Entscheidungsfall jedes Versuches einer Gestendefinition sind Grenzfälle der Gestik. Aus
diesem Extrembereich stammt mein letztes Beispiel, eine Situation aus Charles Dickens'
Roman David Copperfield. Sie betrifft eine Szene aus der Vorgeschichte des Romans,
nämlich die Geburt des Ich-Erzählers, und schildert, wie diese Geburt durch das
Eintreffen einer Tante und den Schreck, den dieses Eintreffen der Mutter verursacht,
eingeleitet wird: "Als sie das Haus erreichte, gab sie [...] einen [...] Beweis ihrer
Identität. Mein Vater hatte oft erwähnt, daß sie sich selten wie gewöhnlicher
Christenmensch benehme; und jetzt, anstatt die Glocke zu ziehen, trat sie ans Fenster und
drückte ihre Nase mit solcher Energie gegen das Glas, daß meine arme gute Mutter nachher
immer erzählte, die Nase sei in einem Augenblick ganz platt und weiß geworden."
Machen wir ein letztes Mal die Probe! Das An-die-Scheibe-Drücken der Nase von Miss
Betsey, denn um diese in der Folge wichtige Romanfigur handelt es sich, wäre nach Wahrigs
Begriffen keinesfalls eine Geste, denn so ungewöhnlich die Bewegung auch sein mag, so
wenig liegt es vermutlich in der Absicht von Miss Betsey, damit etwas ausdrücken. Der
Fall ist vielmehr, wie der Roman zu Protokoll gibt, nicht mehr als einer von zahlreichen
Belegen für eine gewisse Sonderbarkeit der Tante. Für Flusser hingegen haben wir es mit
einer Geste zu tun, da es keine kausale Erklärung, sondern nur ein Motiv für die
Handlung gibt. Und auch für mich ist diese exemplarisch kleine Körperbewegung
selbstverständlich eine Geste, denn sie ist zeichenhaft und exponiert zugleich.

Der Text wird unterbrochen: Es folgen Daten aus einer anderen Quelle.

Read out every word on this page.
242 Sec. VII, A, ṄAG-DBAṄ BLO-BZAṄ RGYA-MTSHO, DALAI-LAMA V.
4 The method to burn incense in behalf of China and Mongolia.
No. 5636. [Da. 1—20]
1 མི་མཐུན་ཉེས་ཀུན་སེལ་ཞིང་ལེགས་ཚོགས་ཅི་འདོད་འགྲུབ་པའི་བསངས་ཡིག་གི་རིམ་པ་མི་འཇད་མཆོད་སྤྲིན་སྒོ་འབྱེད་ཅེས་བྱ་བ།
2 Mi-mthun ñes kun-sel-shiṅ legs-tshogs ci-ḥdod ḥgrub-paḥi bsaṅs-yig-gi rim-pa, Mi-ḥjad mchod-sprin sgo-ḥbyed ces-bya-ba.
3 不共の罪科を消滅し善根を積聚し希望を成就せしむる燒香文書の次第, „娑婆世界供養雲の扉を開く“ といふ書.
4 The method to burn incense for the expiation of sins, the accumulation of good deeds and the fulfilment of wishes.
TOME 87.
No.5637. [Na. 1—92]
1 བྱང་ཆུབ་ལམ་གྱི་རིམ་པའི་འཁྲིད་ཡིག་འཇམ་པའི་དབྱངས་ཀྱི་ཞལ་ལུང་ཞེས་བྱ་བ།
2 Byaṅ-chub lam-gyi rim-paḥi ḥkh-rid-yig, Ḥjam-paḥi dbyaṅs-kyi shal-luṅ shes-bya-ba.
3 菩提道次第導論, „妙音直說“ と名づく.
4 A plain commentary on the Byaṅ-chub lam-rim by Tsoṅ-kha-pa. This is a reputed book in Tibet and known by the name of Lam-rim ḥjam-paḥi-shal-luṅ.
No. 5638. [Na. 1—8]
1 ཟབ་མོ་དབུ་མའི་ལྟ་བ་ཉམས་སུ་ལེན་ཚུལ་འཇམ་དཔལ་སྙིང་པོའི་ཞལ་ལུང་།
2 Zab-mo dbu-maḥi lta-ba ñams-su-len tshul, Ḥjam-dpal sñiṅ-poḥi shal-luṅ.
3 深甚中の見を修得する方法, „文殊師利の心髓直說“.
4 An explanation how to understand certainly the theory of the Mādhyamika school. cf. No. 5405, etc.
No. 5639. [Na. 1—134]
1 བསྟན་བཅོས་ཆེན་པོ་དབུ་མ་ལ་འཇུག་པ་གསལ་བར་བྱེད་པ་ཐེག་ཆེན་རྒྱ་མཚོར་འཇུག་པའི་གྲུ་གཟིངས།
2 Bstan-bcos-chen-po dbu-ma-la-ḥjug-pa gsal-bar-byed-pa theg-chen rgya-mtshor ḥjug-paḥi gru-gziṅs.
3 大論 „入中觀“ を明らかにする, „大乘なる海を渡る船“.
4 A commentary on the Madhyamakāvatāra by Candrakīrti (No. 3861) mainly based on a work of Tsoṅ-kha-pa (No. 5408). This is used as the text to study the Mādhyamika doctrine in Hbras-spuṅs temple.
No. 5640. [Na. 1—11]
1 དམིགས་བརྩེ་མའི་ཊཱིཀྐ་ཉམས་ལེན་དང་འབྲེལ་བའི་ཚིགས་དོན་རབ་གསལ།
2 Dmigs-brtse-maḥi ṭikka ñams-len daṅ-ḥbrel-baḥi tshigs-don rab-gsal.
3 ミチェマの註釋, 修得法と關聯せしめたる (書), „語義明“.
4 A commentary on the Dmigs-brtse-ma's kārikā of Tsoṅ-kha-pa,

Betrachten wir die Beispiele rückblickend, so finden wir folgendes Ergebnis: Deutliche
Uneinigkeit besteht nur im Fall der Beispiels des Erstarrens zu einer Bildsäule bei
Wieland und für das 'Nase-Plattdrücken' bei Dickens, allerdings auf unterschiedliche
Weise. Im ersten Fall, wenn ich Ihnen dies noch sportergebnishaft zusammenfassen darf,
stehen Wahrig und Flusser gegen mich 2 : 1, im Dickens-Beispiel stehen Flusser und ich
gegen Wahrig 2 : 1. Nehmen wir die inkriminierten Beispiele aus dem Buch von Flusser
wieder hinzu, z.B. die Geste des Telefonierens oder des Musikhörens, so stehen hier
eindeutig Wahrig und ich gegen Flusser 2 : 1, so daß wir also über Beispiele für alle
möglichen Mehrheitsverhältnisse bei der Anwendung der genannten Definitionen verfügen.
Was ich Ihnen also hier vorführen wollte, ist, zu welch unterschiedlichen Ergebnissen des
Weg- oder Hereindefinierens wir aufgrund unterschiedlicher Bestimmungen gelangen. Und
solche Unterschiede betreffen ja alle Ergebnisse, die wir auf einer Tagung wie der
unsrigen erzielen können, ganz unmittelbar. Wir sind also, glaube ich, gut beraten,
diesen Punkt hier zu diskutieren. Zum anderen aber lehrt es, daß Definitionen, und dies
haben Wahrig verzeihlicherweise und Flusser fälschlicherweise unterlassen, die
Bestimmungen von Begriffen vor dem Hintergrund konkreter Beispiele diskutiert und
formuliert werden müssen. Diese Beispiele lehren nun, daß Wahrig und Flusser das Moment
der zeichenhaften Exponiertheit im Bewegungskontext außer acht lassen. Denn die Bewegung
des Telefonierens oder Musikhörens ist ebensowenig zeichenhaft exponiert wie die Bewegung
des Henkers beim Köpfen des Jochanaan. Diese Bewegungen sind vielmehr einfach
zweckmäßig integriert, weder zeichenhaft exponiert noch sonstwie auffällig innerhalb
des Bewegungsablaufs, der beim Musikhören oder beim Köpfen üblich ist. Flussers
Definition ist daher zu weit. Das Erstarren zur Bildsäule aber ist zeichenhaft exponiert,
d.h. es stellt eine signifikante und kontextuelle Unterbrechung des Bewegungsablaufes dar.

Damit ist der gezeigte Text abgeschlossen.